Comparison of ablation zone dimensions (based on 99.0% cell death isocontour) in normal liver tissue using three different perfusion rates with (a) the multi-tined expandable electrode model and (b) the internally cooled needle electrode model. The dark gray line represents base line perfusion, while the light gray and black lines denote +∕− one standard deviation perfusion, respectively.

Figure 8

Comparison of ablation zone dimensions (based on 99.0% cell death isocontour) in cirrhotic liver tissue using three different perfusion rates with (a) the multi-tined expandable electrode model and (b) the internally cooled needle electrode model.
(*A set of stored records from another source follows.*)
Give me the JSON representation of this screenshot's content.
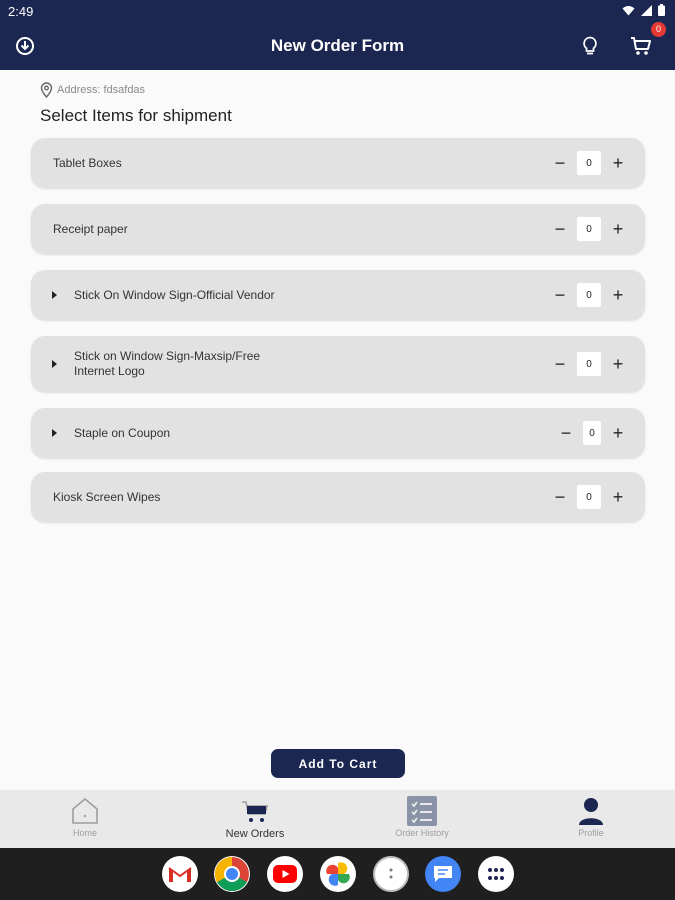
{
  "status_bar": {
    "time": "2:49"
  },
  "app_bar": {
    "title": "New Order Form",
    "cart_count": "0"
  },
  "address": {
    "text": "Address: fdsafdas"
  },
  "section": {
    "title": "Select Items for shipment"
  },
  "items": [
    {
      "line1": "Tablet Boxes",
      "line2": "",
      "qty": "0",
      "expandable": false
    },
    {
      "line1": "Receipt paper",
      "line2": "",
      "qty": "0",
      "expandable": false
    },
    {
      "line1": "Stick On Window Sign-Official Vendor",
      "line2": "",
      "qty": "0",
      "expandable": true
    },
    {
      "line1": "Stick on Window Sign-Maxsip/Free",
      "line2": "Internet Logo",
      "qty": "0",
      "expandable": true
    },
    {
      "line1": "Staple on Coupon",
      "line2": "",
      "qty": "0",
      "expandable": true
    },
    {
      "line1": "Kiosk Screen Wipes",
      "line2": "",
      "qty": "0",
      "expandable": false
    }
  ],
  "actions": {
    "add_to_cart": "Add To Cart"
  },
  "bottom_nav": [
    {
      "label": "Home",
      "icon": "home-icon",
      "active": false
    },
    {
      "label": "New Orders",
      "icon": "cart-icon",
      "active": true
    },
    {
      "label": "Order History",
      "icon": "checklist-icon",
      "active": false
    },
    {
      "label": "Profile",
      "icon": "person-icon",
      "active": false
    }
  ],
  "dock_apps": [
    "gmail-icon",
    "chrome-icon",
    "youtube-icon",
    "photos-icon",
    "assistant-icon",
    "messages-icon",
    "app-drawer-icon"
  ],
  "colors": {
    "primary": "#1b2651",
    "badge": "#e53935",
    "row_bg": "#e2e2e2",
    "nav_bg": "#e9e9e9"
  }
}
The dark gray line represents base line perfusion, while the light gray and black lines denote +∕− one standard deviation perfusion, respectively.

Figure 9

Comparison of ablation zone dimensions (based on 99.0% cell death isocontour) for normal and cirrhotic liver tissue with their respective base line perfusion rates in (a) the multi-tined expandable electrode model and (b) the internally cooled needle electrode model. The black line represents normal liver tissue and the gray line represents cirrhotic liver tissue.